The industry needs a wide range of skills, ranging from art to programming. There’s also a demand for those with skills in marketing, project management, sales and finance
The thing with game development is that there is always the need to organize and manage tasks as they are being done. Every task, be it the layout of a level, the scripting of a boss, or the creation of a talent tree, needs to be checked and planned out. The larger the team, the more important organization is in order to ensure that there isn’t a lot of redundant work being done, and to maximize overall productivity.
It’s essential that creative directors have stellar communication, presentation, problem-solving and project-management skills, too. Successful creative directors have polished soft skills that enable them to inspire creativity and work well with different personality types — all while juggling various projects.
Gameplay Designer takes care of the core aspects of the gameplay! This role works on game mechanics, different game modes (if the game is supposed to have them), and the player’s progression.
They’re constantly tweaking the game. Testing and checking if the mechanics they created are fun and clear enough for the player. Their goal is to make gamer’s experiences as engaging as possible.
If the gameplay designer builds mechanics, the level designer’s job is to create an “interactive playground” where they can be used.
They plan what will happen to the player during his playthrough.
Are there any encounters, puzzles? They define the goals and objectives for each stage.
They make layouts of traversable environments. They build rough mockups of terrains using simple shapes.

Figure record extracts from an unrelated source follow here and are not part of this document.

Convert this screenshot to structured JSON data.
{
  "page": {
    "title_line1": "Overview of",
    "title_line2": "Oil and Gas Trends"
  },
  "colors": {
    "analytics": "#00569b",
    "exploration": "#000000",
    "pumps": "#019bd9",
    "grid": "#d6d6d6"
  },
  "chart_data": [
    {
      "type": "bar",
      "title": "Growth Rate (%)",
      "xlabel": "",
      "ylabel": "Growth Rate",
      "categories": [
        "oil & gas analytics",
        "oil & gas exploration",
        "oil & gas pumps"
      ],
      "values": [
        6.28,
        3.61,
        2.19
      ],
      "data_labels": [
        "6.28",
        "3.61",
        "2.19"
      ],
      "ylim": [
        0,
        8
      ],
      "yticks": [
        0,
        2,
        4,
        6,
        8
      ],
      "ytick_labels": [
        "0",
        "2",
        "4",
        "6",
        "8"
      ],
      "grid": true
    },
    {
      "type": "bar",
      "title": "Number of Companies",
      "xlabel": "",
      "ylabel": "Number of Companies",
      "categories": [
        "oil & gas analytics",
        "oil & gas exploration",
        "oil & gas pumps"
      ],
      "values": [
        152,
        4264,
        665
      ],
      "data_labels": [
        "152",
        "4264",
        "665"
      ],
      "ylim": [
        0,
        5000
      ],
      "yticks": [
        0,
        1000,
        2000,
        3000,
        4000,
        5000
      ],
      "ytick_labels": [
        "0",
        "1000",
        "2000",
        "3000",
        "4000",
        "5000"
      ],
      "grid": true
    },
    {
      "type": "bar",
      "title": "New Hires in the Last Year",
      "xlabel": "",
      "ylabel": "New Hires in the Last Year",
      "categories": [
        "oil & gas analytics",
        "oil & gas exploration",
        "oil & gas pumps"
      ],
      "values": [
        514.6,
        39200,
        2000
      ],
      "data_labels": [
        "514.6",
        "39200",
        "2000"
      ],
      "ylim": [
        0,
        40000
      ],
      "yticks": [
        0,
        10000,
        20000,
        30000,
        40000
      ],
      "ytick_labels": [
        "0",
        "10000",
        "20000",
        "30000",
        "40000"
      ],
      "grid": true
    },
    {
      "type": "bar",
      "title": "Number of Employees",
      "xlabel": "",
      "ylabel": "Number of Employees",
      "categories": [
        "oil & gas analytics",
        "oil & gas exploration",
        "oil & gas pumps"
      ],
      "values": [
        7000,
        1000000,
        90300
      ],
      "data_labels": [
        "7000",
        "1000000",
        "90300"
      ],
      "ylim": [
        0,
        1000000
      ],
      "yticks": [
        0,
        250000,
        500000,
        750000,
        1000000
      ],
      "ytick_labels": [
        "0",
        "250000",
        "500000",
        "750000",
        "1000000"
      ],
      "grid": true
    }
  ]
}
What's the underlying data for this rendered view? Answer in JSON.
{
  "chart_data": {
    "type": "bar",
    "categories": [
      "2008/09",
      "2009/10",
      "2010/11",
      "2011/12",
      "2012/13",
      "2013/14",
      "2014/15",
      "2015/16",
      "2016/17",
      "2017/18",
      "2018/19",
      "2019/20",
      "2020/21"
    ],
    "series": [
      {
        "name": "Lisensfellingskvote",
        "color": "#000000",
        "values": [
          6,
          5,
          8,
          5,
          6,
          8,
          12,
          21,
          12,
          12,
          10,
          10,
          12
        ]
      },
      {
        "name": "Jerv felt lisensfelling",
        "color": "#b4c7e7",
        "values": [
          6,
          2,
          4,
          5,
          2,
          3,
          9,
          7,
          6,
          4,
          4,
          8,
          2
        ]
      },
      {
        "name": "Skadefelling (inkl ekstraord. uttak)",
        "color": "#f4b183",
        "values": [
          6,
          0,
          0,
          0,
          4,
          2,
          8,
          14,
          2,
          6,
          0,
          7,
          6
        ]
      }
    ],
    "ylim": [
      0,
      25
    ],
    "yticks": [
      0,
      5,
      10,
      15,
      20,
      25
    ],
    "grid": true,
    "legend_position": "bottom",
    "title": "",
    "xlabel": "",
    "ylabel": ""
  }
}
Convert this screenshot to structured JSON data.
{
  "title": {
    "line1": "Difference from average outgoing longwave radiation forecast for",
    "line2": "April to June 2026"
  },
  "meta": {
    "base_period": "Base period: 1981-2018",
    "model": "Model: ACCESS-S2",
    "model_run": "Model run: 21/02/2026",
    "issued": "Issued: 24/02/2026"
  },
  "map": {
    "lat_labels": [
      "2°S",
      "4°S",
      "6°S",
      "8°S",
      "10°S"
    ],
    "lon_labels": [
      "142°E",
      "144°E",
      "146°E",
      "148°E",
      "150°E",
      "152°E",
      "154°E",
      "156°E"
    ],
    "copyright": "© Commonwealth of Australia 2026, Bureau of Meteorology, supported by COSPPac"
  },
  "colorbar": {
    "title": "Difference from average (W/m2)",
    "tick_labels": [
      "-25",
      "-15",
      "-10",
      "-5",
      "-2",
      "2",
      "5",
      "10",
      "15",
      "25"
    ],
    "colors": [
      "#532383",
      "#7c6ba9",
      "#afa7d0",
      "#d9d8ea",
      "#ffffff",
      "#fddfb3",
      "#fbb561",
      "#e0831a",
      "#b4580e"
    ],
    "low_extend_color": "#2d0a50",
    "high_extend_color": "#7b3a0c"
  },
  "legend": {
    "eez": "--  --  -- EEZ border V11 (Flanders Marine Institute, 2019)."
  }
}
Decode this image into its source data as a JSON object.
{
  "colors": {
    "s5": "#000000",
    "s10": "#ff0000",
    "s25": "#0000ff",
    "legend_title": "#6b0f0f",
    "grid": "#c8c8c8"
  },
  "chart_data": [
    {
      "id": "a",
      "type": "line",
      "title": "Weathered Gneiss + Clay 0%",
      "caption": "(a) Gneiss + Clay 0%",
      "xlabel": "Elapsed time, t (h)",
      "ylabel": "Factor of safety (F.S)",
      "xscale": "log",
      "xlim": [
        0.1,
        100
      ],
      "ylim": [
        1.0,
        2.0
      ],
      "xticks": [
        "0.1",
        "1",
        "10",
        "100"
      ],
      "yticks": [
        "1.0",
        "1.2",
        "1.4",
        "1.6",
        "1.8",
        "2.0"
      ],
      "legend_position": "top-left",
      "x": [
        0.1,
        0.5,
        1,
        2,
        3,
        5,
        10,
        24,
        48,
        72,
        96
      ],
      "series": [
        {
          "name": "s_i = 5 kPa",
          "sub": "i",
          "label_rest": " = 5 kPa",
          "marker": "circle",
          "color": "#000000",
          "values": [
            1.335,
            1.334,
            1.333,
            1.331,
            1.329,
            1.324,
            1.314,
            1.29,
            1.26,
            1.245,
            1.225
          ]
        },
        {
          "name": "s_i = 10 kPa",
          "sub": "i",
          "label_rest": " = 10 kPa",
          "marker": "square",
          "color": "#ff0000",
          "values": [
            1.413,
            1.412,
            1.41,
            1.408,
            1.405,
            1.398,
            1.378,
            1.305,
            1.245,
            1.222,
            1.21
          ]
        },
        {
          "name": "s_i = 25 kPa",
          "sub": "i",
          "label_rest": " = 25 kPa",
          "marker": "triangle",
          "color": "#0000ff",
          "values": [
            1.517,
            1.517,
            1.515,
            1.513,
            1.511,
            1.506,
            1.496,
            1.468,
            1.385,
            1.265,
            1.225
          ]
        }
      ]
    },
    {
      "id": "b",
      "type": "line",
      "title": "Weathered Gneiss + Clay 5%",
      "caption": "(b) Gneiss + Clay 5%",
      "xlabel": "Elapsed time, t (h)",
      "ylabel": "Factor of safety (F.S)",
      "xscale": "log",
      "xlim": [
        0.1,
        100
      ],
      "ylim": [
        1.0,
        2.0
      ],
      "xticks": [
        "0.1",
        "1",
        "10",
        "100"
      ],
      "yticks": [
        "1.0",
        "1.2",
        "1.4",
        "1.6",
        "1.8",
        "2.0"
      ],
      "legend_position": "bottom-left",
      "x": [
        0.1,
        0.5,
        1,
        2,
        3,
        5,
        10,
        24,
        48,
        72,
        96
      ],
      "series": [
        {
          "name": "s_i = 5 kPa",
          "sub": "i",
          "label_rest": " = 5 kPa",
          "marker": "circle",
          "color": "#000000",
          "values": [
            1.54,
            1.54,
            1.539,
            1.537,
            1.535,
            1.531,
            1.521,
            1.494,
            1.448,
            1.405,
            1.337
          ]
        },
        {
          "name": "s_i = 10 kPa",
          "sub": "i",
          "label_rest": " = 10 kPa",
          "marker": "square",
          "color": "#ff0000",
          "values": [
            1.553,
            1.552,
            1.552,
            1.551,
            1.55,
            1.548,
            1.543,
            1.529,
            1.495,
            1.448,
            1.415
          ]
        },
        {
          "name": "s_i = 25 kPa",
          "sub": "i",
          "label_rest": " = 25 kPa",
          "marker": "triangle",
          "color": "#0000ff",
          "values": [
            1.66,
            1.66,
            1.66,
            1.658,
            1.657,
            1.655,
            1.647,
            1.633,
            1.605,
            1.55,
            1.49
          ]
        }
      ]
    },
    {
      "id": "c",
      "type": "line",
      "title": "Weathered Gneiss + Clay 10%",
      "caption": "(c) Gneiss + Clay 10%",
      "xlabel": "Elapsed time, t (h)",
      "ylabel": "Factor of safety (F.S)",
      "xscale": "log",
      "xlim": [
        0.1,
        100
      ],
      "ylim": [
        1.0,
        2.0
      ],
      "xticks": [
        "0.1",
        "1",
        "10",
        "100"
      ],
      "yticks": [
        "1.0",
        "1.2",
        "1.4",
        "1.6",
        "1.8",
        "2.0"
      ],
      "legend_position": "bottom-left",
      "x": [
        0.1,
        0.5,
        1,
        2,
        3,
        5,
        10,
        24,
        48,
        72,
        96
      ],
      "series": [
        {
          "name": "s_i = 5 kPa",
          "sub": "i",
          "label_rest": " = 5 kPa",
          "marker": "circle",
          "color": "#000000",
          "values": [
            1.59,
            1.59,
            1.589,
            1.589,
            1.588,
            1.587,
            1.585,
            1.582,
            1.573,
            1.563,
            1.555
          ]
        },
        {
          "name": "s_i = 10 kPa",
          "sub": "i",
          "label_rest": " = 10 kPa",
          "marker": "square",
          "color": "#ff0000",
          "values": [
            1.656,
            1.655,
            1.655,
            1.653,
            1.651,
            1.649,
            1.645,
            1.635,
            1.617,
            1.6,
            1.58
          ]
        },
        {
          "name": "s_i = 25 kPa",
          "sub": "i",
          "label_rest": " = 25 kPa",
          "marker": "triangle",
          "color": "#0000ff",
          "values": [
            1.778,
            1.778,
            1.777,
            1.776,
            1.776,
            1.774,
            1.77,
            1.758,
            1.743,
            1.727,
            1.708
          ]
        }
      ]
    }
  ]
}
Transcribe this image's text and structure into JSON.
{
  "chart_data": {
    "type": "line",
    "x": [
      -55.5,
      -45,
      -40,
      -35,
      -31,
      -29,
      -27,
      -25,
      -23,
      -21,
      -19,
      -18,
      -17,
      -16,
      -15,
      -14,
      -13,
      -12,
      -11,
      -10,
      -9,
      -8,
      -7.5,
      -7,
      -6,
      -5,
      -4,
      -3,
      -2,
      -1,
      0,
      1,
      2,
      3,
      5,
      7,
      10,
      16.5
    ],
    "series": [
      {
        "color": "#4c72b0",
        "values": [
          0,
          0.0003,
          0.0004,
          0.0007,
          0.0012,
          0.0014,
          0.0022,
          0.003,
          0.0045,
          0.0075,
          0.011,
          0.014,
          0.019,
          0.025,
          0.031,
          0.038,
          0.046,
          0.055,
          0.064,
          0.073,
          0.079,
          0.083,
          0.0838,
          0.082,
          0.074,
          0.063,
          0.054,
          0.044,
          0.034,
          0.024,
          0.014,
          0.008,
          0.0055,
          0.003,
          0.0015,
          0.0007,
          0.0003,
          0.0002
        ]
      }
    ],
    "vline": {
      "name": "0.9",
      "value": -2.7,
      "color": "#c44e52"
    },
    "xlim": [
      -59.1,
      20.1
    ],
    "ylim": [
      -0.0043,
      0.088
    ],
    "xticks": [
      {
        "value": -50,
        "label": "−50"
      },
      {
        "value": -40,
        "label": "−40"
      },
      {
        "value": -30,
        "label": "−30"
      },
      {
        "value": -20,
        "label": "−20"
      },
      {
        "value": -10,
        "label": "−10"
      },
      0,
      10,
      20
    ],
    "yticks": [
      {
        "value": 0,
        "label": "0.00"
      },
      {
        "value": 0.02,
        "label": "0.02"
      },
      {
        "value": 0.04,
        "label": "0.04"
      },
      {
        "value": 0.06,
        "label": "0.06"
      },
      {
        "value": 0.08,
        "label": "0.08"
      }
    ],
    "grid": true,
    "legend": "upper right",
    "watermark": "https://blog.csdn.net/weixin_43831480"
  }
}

This is called “blocking-out.” Block-out helps Level Designer check if the map is clear enough for the players (does the player know where he needs to go? Cause if he doesn’t, it’s a slight mess up, which needs to be taken care of). Is it fun enough to play?
Good level design means the player went down a certain path, or toward a direction, not because it was the correct way to go, but because something caught their interest.
UX designers (Also known as: User interface (UI) artist, User interface (UI) designer, Visual designer) make sure a game is nice and easy to use (as distinct from being easy to win). They ensure the players get clear and effective feedback from the game. Their main concern is that players don’t get frustrated by a game being badly explained.
UI designers are concerned with the user interface; the point at which the game and the players interact. They create the look and feel of things like the heads-up display (HUD) showing the score, lives, and levels. They make sure that the menus and commands are clear.
In larger games companies the UX and UI roles are done by different people but in smaller studios, they are combined into one job. UX designers tend to focus more on the information a player needs for the game to flow well. UI designers tend to focus on how that information is communicated. They make it look good and sound great.
A System Designer is obsessed with spreadsheets of any sort.
They balance the hell out of the game, taking care of the economy, stats, points, etc. If you’re playing the game and after 30 hours, it’s still fun – that means that System Designer did well.
This role is a mix of game design and programming skills. They won’t go deep in the code as a regular game programmer would, but they’re efficient with working in a game engine, though. They’re able to apply the code that’s related directly to the gameplay.